Les mots ricochent avec leurs sonorités et la rythmique dans la bouche d’André Minvielle. D’ailleurs, un peu de sa folie coïncide avec cette fantaisie comme Un débit de l’eau, débit de lait et Je chante. Géraldine Laurent traduit le riche et habile imaginaire de Trenet. Ce dernier doit se régaler, un pied par ici, un pied par-là, des pas de côté. On est si bien sur le bord… La tragédie est toute prête, mais devenue comédie, joie, un choix crucial !
La musique sans les paroles, Quand j’étais petit, fait entendre la nostalgique profondeur de l’inconscient, bribes d’un souvenir qui ne cesse de se reconstituer, fragile, impossible, un peu désespéré mais réparable semble nous raconter le sax de Géraldine, accompagné par la tendresse des accords du piano de Guillaume de Chassy. Le sax frémit, ausculte, interroge, s’émeut…
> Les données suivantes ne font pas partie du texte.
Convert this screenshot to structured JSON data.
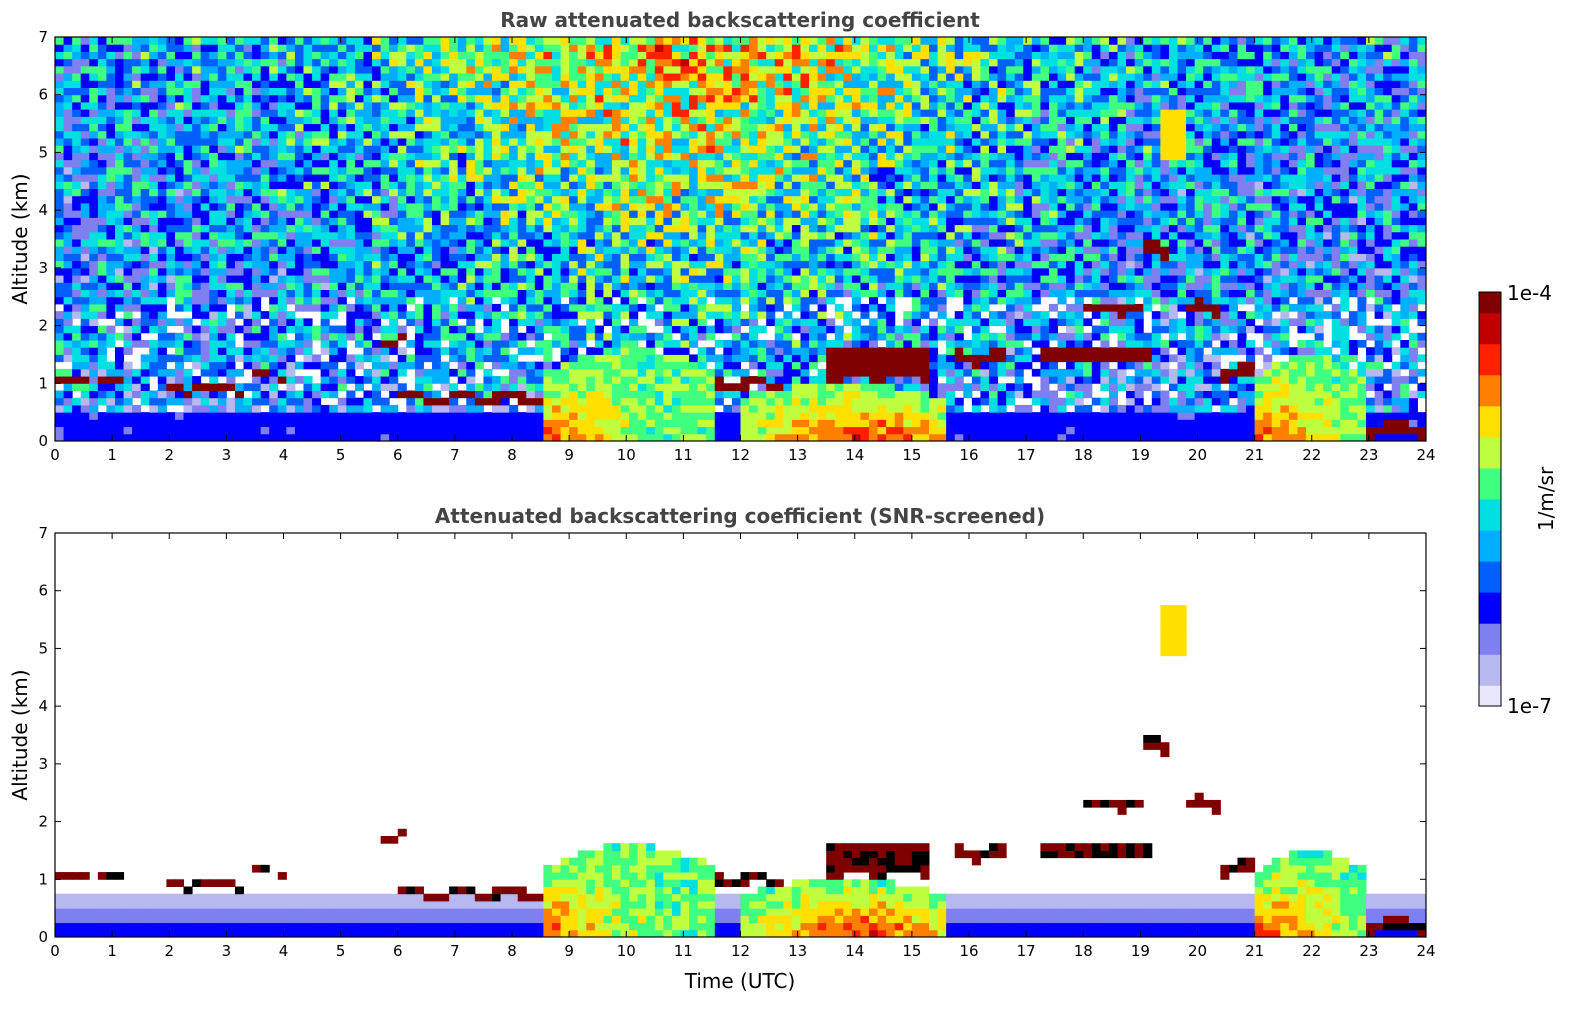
{
  "chart_data": [
    {
      "type": "heatmap",
      "title": "Raw attenuated backscattering coefficient",
      "xlabel": "",
      "ylabel": "Altitude (km)",
      "xlim": [
        0,
        24
      ],
      "ylim": [
        0,
        7
      ],
      "xticks": [
        "0",
        "1",
        "2",
        "3",
        "4",
        "5",
        "6",
        "7",
        "8",
        "9",
        "10",
        "11",
        "12",
        "13",
        "14",
        "15",
        "16",
        "17",
        "18",
        "19",
        "20",
        "21",
        "22",
        "23",
        "24"
      ],
      "yticks": [
        "0",
        "1",
        "2",
        "3",
        "4",
        "5",
        "6",
        "7"
      ],
      "grid": false,
      "screened": false,
      "features": [
        {
          "kind": "noise_top",
          "from_km": 2.0,
          "to_km": 7.0
        },
        {
          "kind": "cloud_layer",
          "t0": 0.0,
          "t1": 1.2,
          "alt": 1.05,
          "thick": 0.12
        },
        {
          "kind": "cloud_layer",
          "t0": 1.9,
          "t1": 3.3,
          "alt": 0.92,
          "thick": 0.12
        },
        {
          "kind": "cloud_layer",
          "t0": 3.5,
          "t1": 4.1,
          "alt": 1.12,
          "thick": 0.1
        },
        {
          "kind": "cloud_layer",
          "t0": 5.6,
          "t1": 6.2,
          "alt": 1.75,
          "thick": 0.1
        },
        {
          "kind": "cloud_layer",
          "t0": 6.0,
          "t1": 8.6,
          "alt": 0.75,
          "thick": 0.15
        },
        {
          "kind": "cloud_layer",
          "t0": 11.5,
          "t1": 12.7,
          "alt": 1.0,
          "thick": 0.15
        },
        {
          "kind": "cloud_layer",
          "t0": 13.5,
          "t1": 15.3,
          "alt": 1.35,
          "thick": 0.55
        },
        {
          "kind": "cloud_layer",
          "t0": 15.8,
          "t1": 16.7,
          "alt": 1.45,
          "thick": 0.2
        },
        {
          "kind": "cloud_layer",
          "t0": 17.3,
          "t1": 19.2,
          "alt": 1.5,
          "thick": 0.25
        },
        {
          "kind": "cloud_layer",
          "t0": 18.0,
          "t1": 19.1,
          "alt": 2.3,
          "thick": 0.15
        },
        {
          "kind": "cloud_layer",
          "t0": 19.0,
          "t1": 19.5,
          "alt": 3.3,
          "thick": 0.25
        },
        {
          "kind": "cloud_layer",
          "t0": 19.8,
          "t1": 20.4,
          "alt": 2.3,
          "thick": 0.2
        },
        {
          "kind": "cloud_layer",
          "t0": 20.4,
          "t1": 21.0,
          "alt": 1.2,
          "thick": 0.2
        },
        {
          "kind": "cloud_layer",
          "t0": 23.0,
          "t1": 24.0,
          "alt": 0.2,
          "thick": 0.2
        },
        {
          "kind": "aerosol_block",
          "t0": 8.6,
          "t1": 11.6,
          "top": 1.6
        },
        {
          "kind": "aerosol_block",
          "t0": 12.0,
          "t1": 15.6,
          "top": 1.0
        },
        {
          "kind": "aerosol_block",
          "t0": 21.0,
          "t1": 23.0,
          "top": 1.5
        },
        {
          "kind": "aerosol_plume",
          "t0": 19.4,
          "t1": 19.8,
          "bottom": 4.9,
          "top": 5.8
        }
      ]
    },
    {
      "type": "heatmap",
      "title": "Attenuated backscattering coefficient (SNR-screened)",
      "xlabel": "Time (UTC)",
      "ylabel": "Altitude (km)",
      "xlim": [
        0,
        24
      ],
      "ylim": [
        0,
        7
      ],
      "xticks": [
        "0",
        "1",
        "2",
        "3",
        "4",
        "5",
        "6",
        "7",
        "8",
        "9",
        "10",
        "11",
        "12",
        "13",
        "14",
        "15",
        "16",
        "17",
        "18",
        "19",
        "20",
        "21",
        "22",
        "23",
        "24"
      ],
      "yticks": [
        "0",
        "1",
        "2",
        "3",
        "4",
        "5",
        "6",
        "7"
      ],
      "grid": false,
      "screened": true
    }
  ],
  "colorbar": {
    "max_label": "1e-4",
    "min_label": "1e-7",
    "label": "1/m/sr",
    "colors": [
      "#e8e8fa",
      "#b8b8f0",
      "#7f7ff0",
      "#0000ff",
      "#0060ff",
      "#00b0ff",
      "#00e0e0",
      "#40ff80",
      "#c0ff40",
      "#ffe000",
      "#ff8000",
      "#ff2000",
      "#c00000",
      "#7f0000"
    ]
  }
}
Pour L’Âme des poètes, tessiture des mots par le sax et le piano, leur beauté, leur justesse, leur poésie parce qu’ils dansent pour révéler comment ils sont fédérateurs. Les élans du sax de Géraldine Laurent se balance dans la poésie de Trenet. Un diamant… Le trio nous fait entendre la puissance du swing de Trenet.
Guillaume de Chassy évoque en solo la grâce du poète, sa délicatesse pudique, ses éclats de bonheur, Géraldine le rejoint avec sensibilité et sensualité. Les deux rejoignent la légèreté bénie par Trenet et finissent par la valse de la vie dans un Coin de rue, parce que le bonheur doit être saisi, loin, près, un peu partout, valse à tous les temps, tournoyante où l’étourdissement est une volonté, la gravité saisie et inversée.
Une noix fait penser aux poèmes de Francis Ponge, l’imagination au creux d’une coquille. Scènes de la vie ordinaire devenues extraordinaires. Et comme l’explique Trenet dans la Vie qui va, « Quand tout vit, c’est qu’tout va… » ! Merci.

Fidel Fourneyron « Bengue »
Cynthia Abraham (chant)
Fidel Fourneyron (trombone)
Clément Janinet (violon)
Samuel Mastorakis (marimba)
Sarah Murcia (contrebasse)
Melissa Hié (djembe, balafon, barra)
Ophélia Hié (balafon, doums, barra)
Des couleurs, il y en a. Ocre, jaune solaire, la langue rituelle du quotidien mise en musique pour enjoyer la vie, marimba, balafon et djembé donnant la sève.
Sous couvert de rythmes africains, les paroles des écrivains, ici, congolais ou autres, à travers la voix efficace de Cynthia Abeaham, revendiquent autonomie de chacun. La comptine pour apprendre à marcher. La musique prend alors une autre connotation, facilité apparente mais puissance des chemins à parcourir, le trombone de Fidel Fourneyron et le violon de Clément Janinet deviennent les instruments d’une révolte. « Bengue » en argot d’Afrique de l’Ouest désigne l’Europe nous a dit Fidel Fourneyron dès le début.
Le violon susurre à nos oreilles qu’il faut être attentif à l’alter, ça devient une pulsion de vie, chaque musicien insuffle le combat et l’espoir que les textes par la voix de Cynthia suggèrent.
Cette voix invoque vraisemblablement les dieux. La contrebasse de Sarah Murcia, le violon de Clément Janinet et le trombone de Fidel Fourneyron traduisent des mots synonymes de force et de dignité. Ce rythme est une puissance en soi, la gaité, une façon d’avancer, lucides, debout, ensemble. Les baguettes de Melissa Hié rebondissent avec véhémence sur ses djembés en témoignent aussi. Ophelia Hié dribble sur son balafon. Impressionnant.
La richesse des timbres de l’orchestre résonne dans la campagne charentaise jusqu’à la nuit !
Le festival Respire jazz 2025 nous a offert une fois de plus une palette enchanteresse des ouvertures du jazz ponctuée -ce qui est rare dans les festivals- de jams pour que les nuits se prolongent, que la fête ait lieu, endroit unique de partages, d’échanges musicaux, amicaux.
C’est pourquoi, canicule ou pas, nous avons déjà soif de Respire Jazz 2026.